Just got done watching this movie and wanted to suggest it to those who might be looking for something to watch.

It's an older movie (1983) but entertaining nonetheless. Just to warn you it starts out very slow. The basic premise is a government researcher is sent to study the menacing wolves but grows to appreciate their place in wilderness. He has no survival skills and probably should have died but bumbles his way through most situations. He also has the guidance of an old inuit to occasionally help him along. It's got some beautiful scenery and some great shots of wolves. I'd give it a 7 out of 10.

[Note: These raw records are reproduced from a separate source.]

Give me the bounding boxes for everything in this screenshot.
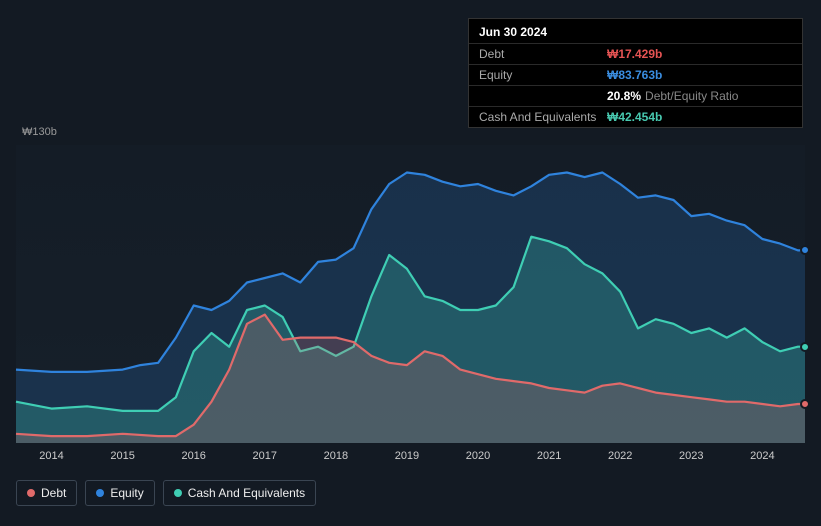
chart-svg (16, 125, 805, 443)
x-tick-2022: 2022 (608, 450, 632, 462)
tooltip-ratio-suffix: Debt/Equity Ratio (645, 89, 738, 103)
x-tick-2018: 2018 (324, 450, 348, 462)
x-tick-2021: 2021 (537, 450, 561, 462)
tooltip-ratio-value: 20.8% (607, 89, 641, 103)
tooltip-cash-label: Cash And Equivalents (479, 110, 607, 124)
series-end-dot-equity (800, 245, 810, 255)
legend-item-debt[interactable]: Debt (16, 480, 77, 506)
x-axis-labels: 2014 2015 2016 2017 2018 2019 2020 2021 2022 2023… (16, 450, 805, 466)
legend-dot-icon (27, 489, 35, 497)
legend-item-cash[interactable]: Cash And Equivalents (163, 480, 316, 506)
series-end-dot-cash (800, 342, 810, 352)
tooltip-row-equity: Equity ₩83.763b (469, 64, 802, 85)
chart-tooltip: Jun 30 2024 Debt ₩17.429b Equity ₩83.763… (468, 18, 803, 128)
legend-label: Equity (110, 486, 143, 500)
tooltip-equity-value: ₩83.763b (607, 68, 662, 82)
x-tick-2016: 2016 (181, 450, 205, 462)
tooltip-date: Jun 30 2024 (469, 19, 802, 43)
chart-area[interactable] (16, 125, 805, 465)
tooltip-row-cash: Cash And Equivalents ₩42.454b (469, 106, 802, 127)
tooltip-ratio-spacer (479, 89, 607, 103)
x-tick-2017: 2017 (253, 450, 277, 462)
legend-dot-icon (96, 489, 104, 497)
x-tick-2015: 2015 (110, 450, 134, 462)
x-tick-2014: 2014 (39, 450, 63, 462)
legend-label: Debt (41, 486, 66, 500)
legend-dot-icon (174, 489, 182, 497)
x-tick-2019: 2019 (395, 450, 419, 462)
tooltip-row-debt: Debt ₩17.429b (469, 43, 802, 64)
series-end-dot-debt (800, 399, 810, 409)
legend-item-equity[interactable]: Equity (85, 480, 154, 506)
tooltip-debt-label: Debt (479, 47, 607, 61)
x-tick-2024: 2024 (750, 450, 774, 462)
tooltip-row-ratio: 20.8% Debt/Equity Ratio (469, 85, 802, 106)
tooltip-equity-label: Equity (479, 68, 607, 82)
tooltip-cash-value: ₩42.454b (607, 110, 662, 124)
x-tick-2020: 2020 (466, 450, 490, 462)
x-tick-2023: 2023 (679, 450, 703, 462)
chart-legend: Debt Equity Cash And Equivalents (16, 480, 316, 506)
legend-label: Cash And Equivalents (188, 486, 305, 500)
tooltip-debt-value: ₩17.429b (607, 47, 662, 61)
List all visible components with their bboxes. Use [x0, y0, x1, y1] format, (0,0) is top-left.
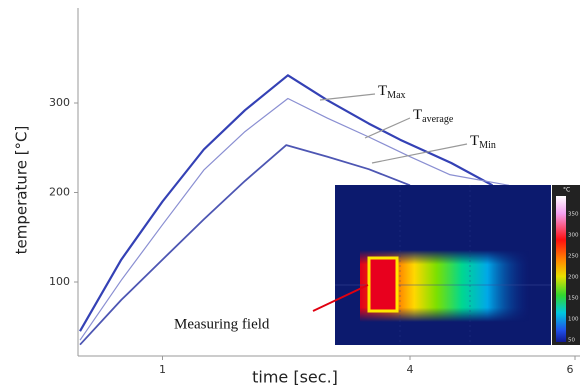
colorbar-unit: °C — [563, 187, 570, 194]
colorbar-label: 50 — [568, 338, 575, 344]
series-label-sub: average — [422, 114, 454, 125]
chart: 100 200 300 1 4 6 °C 350 300 250 200 150 100 50 Mea… — [0, 0, 582, 389]
annotation-text: Measuring field — [174, 316, 270, 332]
series-label-main: T — [413, 107, 422, 123]
y-axis-label: temperature [°C] — [13, 126, 31, 255]
colorbar-label: 250 — [568, 254, 579, 260]
colorbar-label: 350 — [568, 212, 579, 218]
leader-line — [365, 118, 410, 138]
series-label-sub: Max — [387, 90, 405, 101]
series-label-sub: Min — [479, 140, 496, 151]
colorbar-label: 100 — [568, 317, 579, 323]
measuring-field-box — [369, 258, 397, 311]
series-label-main: T — [470, 133, 479, 149]
colorbar-label: 300 — [568, 233, 579, 239]
x-tick-label: 4 — [407, 363, 414, 376]
leader-line — [320, 94, 375, 100]
series-label-main: T — [378, 83, 387, 99]
x-axis-label: time [sec.] — [252, 368, 338, 387]
series-label: TMax — [378, 83, 406, 101]
y-tick-label: 200 — [49, 186, 70, 199]
thermal-image: °C 350 300 250 200 150 100 50 — [335, 185, 580, 345]
y-tick-label: 100 — [49, 275, 70, 288]
series-label: TMin — [470, 133, 496, 151]
series-label: Taverage — [413, 107, 454, 125]
x-tick-label: 1 — [159, 363, 166, 376]
y-tick-label: 300 — [49, 96, 70, 109]
x-tick-label: 6 — [567, 363, 574, 376]
colorbar — [556, 196, 566, 342]
leader-line — [372, 144, 467, 163]
colorbar-label: 150 — [568, 296, 579, 302]
colorbar-label: 200 — [568, 275, 579, 281]
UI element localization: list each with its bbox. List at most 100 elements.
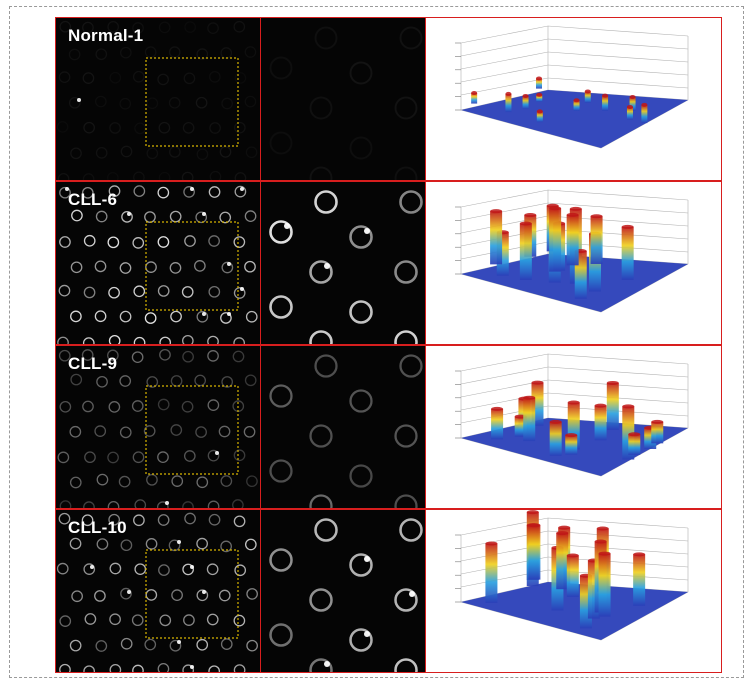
microwell-ring [84,451,96,464]
microwell-ring [181,171,194,180]
microwell-ring [83,563,96,575]
bright-spot [77,98,81,102]
microwell-ring [59,186,71,199]
microwell-ring [69,476,82,489]
microwell-ring [209,122,221,134]
microwell-ring [208,71,221,83]
surface-peak [651,421,664,444]
microwell-ring [108,286,120,299]
microwell-ring [159,348,171,361]
microwell-ring [107,21,120,33]
microwell-ring [207,350,219,362]
microwell-ring [170,310,182,323]
microwell-ring [120,145,133,158]
microwell-ring [131,400,144,412]
surface-peak [491,408,504,440]
surface-peak [590,216,603,264]
microwell-ring [118,475,131,488]
microwell-ring [182,563,194,576]
microwell-ring [58,349,71,362]
surface-plot [455,189,689,313]
bright-spot [215,451,219,455]
microwell-ring [234,185,247,198]
microwell-ring [394,494,418,508]
microwell-ring [143,425,156,437]
microwell-ring [106,171,119,180]
bright-spot [190,665,194,669]
microwell-ring [132,22,144,34]
microwell-ring [109,71,122,84]
microscopy-panel-wide: Normal-1 [55,17,261,181]
microwell-ring [158,171,171,180]
surface-peak [505,93,512,113]
microwell-ring [157,663,170,672]
microwell-ring [120,637,133,650]
microwell-ring [83,665,95,672]
microwell-ring [132,451,145,464]
microwell-ring [269,384,293,408]
microwell-ring [394,424,418,448]
microscopy-panel-wide: CLL-10 [55,509,261,673]
surface-peak [549,208,562,272]
microwell-ring [181,334,194,344]
microwell-ring [394,330,418,344]
bright-spot [324,661,330,667]
bright-spot [284,223,290,229]
bright-spot [324,263,330,269]
microwell-ring [399,518,423,542]
figure-frame [9,6,744,678]
microwell-ring [82,21,94,34]
surface-peak [594,405,607,441]
microwell-ring [94,260,107,273]
microwell-ring [82,72,95,84]
bright-spot [227,312,231,316]
microwell-ring [96,375,108,388]
microwell-ring [144,312,157,324]
microwell-ring [57,451,70,464]
microwell-ring [246,588,258,600]
microwell-ring [83,501,95,508]
microwell-ring [119,97,132,110]
microwell-ring [119,375,132,387]
microscopy-panel-zoom [260,17,426,181]
microwell-ring [233,449,246,462]
microwell-ring [233,20,246,33]
microwell-ring [144,638,157,651]
surface-peak [584,91,591,103]
microwell-ring [182,121,195,134]
surface-peak [523,397,536,442]
microwell-ring [169,262,182,274]
microwell-ring [208,186,221,198]
bright-spot [65,187,69,191]
microwell-ring [146,147,159,160]
microwell-ring [220,540,232,553]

Never Cry Wolf (1983) - IMDb


----------



## RNprepper (Apr 5, 2014)

I love this movie! One of my all time favorites.


----------



## Stick (Sep 29, 2014)

Farley Mowat. What a name.


----------



## Slippy (Nov 14, 2013)

Stick said:


> Farley Mowat. What a name.


No way as cool as Stick and Slippy! :encouragement:


----------



## shootbrownelk (Jul 9, 2014)

Starring "Toad" from American Graffiti..


----------



## paraquack (Mar 1, 2013)

I'd have to be real hungry to eat mice. Real hungry.


----------



## RNprepper (Apr 5, 2014)

paraquack said:


> I'd have to be real hungry to eat mice. Real hungry.


Me too. Too many tiny bones. Choke, choke. Pakrat is much better!


----------



## CWOLDOJAX (Sep 5, 2013)

Thanks for the suggestion, Sasquatch, the IMDB link you posted showed another one I liked "Snow Walker".


----------